In 1924, the U.S. Navy developed the so-called War Plan Orange, positing the American responses in case of an American-Japanese War. We know now that this operational plan was changed several times during the 1930s, obviously inspired by Bywater’s analysis. However, naval authorities never built a main naval base at Guam as Bywater proposed. Instead, the naval base at Pearl Harbor was expanded after 1928. The distance between Tokyo and Pearl Harbor is 3,374 miles. The distance between Guam and the Philippines is 1,500 miles. Both the Japanese and the Americans knew that. Thus, an attack on the Philippines was more likely than one on Pearl Harbor.
Hector C. Bywater passed away on 16 August 1940. He never saw whether his strategic analysis was correct or to what extent his predictions were fulfilled.
It is no wonder that Bywater’s book came into focus again just after December 1941, and a new edition of The Great Pacific War 1931–33 was published with an introduction by the well-known military editor of The New York Times, Hanson W. Baldwin. The subtitle of this edition was A Historic Prophecy Now Being Fulfilled. The introduction emphasized that Bywater’s book was a 16-year-old prophecy which the American military leaders should have realized as a warning many years before, and that the Japanese, on their side, had just followed the plan proposed by Bywater in 1925. But is that a correct evaluation of the book?
Since World War II, Bywater has often been connected with a touch of mystery.
In 1991, William H. Honan published the first biography of Bywater, Vision of Infamy. The Untold Story of How Journalist Hector C. Bywater Devised the Plans That Led to Pearl Harbor.3 Here the aspect of the possible connection between Bywater’s book from 1925 and the attack on Pearl Harbor was strongly emphasized. The book was published in the U.K. under the title: Bywater—The Man Who Invented the Pacific War. Despite an impressive amount of research, Honan went too far in terms of presenting Bywater’s analysis as a mysterious prophecy. He spiced the biography with claims that Bywater was murdered by Japanese agents alongside a man called Melville Cox, who had been a Reuters newsman in Tokyo and worked as a reliable source for Bywater during the years.
According to Honan, Bywater and Cox were killed because they could guess the course of the impending attack. This statement is, of course, nonsense. Pearl Harbor, as we have seen, was not part of the strategic evaluation in 1925.
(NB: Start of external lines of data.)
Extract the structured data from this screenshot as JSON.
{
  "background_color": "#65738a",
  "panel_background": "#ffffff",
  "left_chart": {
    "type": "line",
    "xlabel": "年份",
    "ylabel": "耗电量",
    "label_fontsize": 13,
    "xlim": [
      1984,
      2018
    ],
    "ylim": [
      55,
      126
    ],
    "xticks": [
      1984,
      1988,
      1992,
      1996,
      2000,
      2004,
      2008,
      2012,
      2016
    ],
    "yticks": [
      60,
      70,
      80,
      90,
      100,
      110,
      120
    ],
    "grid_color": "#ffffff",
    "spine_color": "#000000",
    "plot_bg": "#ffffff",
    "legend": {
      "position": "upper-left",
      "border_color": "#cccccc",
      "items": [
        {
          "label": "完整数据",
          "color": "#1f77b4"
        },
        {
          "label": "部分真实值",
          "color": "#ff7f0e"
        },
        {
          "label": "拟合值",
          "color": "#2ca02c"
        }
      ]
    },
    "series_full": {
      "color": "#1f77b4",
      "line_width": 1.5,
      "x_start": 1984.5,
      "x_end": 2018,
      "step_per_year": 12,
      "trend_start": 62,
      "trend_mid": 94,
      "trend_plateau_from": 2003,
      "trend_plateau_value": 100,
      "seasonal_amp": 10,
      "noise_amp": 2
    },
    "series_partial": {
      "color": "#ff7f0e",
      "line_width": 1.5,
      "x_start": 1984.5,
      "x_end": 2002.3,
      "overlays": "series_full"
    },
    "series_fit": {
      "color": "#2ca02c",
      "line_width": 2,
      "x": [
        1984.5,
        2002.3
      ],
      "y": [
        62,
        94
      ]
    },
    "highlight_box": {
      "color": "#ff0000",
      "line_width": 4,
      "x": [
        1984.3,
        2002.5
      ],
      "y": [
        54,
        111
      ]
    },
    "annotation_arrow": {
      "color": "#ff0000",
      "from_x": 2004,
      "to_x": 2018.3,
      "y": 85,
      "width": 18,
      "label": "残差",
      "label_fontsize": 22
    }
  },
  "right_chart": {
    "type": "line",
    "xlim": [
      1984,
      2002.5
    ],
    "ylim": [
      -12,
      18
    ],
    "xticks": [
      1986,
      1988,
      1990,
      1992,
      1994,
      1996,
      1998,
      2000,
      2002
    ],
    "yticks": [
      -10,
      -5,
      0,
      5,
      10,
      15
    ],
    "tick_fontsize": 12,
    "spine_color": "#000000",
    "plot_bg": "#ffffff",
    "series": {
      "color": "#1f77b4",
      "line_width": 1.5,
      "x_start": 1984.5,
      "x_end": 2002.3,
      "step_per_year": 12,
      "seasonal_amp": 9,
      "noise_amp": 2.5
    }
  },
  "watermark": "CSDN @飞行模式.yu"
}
Often a cold and realistic analysis is better than a crystal ball. The question is: Did the Japanese naval staff really have to be inspired by Bywater’s novel to make a war plan like the strike against the United States in 1941? The answer is no.
One of Honan’s arguments is that the Japanese plans of invasion of the Philippines, devised by Bywater in his 1925 novel, is nearly the same as the Japanese produced in 1941. It is not the same as to say that the Japanese had copied Bywater’s plan, but it is evidence of a correct strategic and operational analysis of the same situation from both. Thus, numerous passages of The Great Pacific War are similar to events in the real Pacific War.
The geostrategic analysis conducted by Bywater in 1921 and 1925 was profound and excellent. The similarities between his books and the events in the World War II Pacific are not a question of prophecy but rather the result of a strategic understanding.
1. The most comprehensive account of the life of Hector C. Bywater is William H. Honan’s Visions of Infamy: The Untold Story of How Journalist Hector C. Bywater Devised the Plans that Led to Pearl Harbor (New York: St. Martin’s Press, 1991).
2. For information about Bywater’s career as a journalist, see Robert B. Davies, “Hector C. Bywater and American Naval Journalism during the 1920s,” New Aspects of Naval History, Selected Papers from the 5th Naval History (Annapolis, Maryland, 1985), 161–67; and Andy Boyd, “Our Splendid Spy in Germany,” Warships International Fleet Review (February 2021), 44–45.
3. William H. Honan, Visions of Infamy.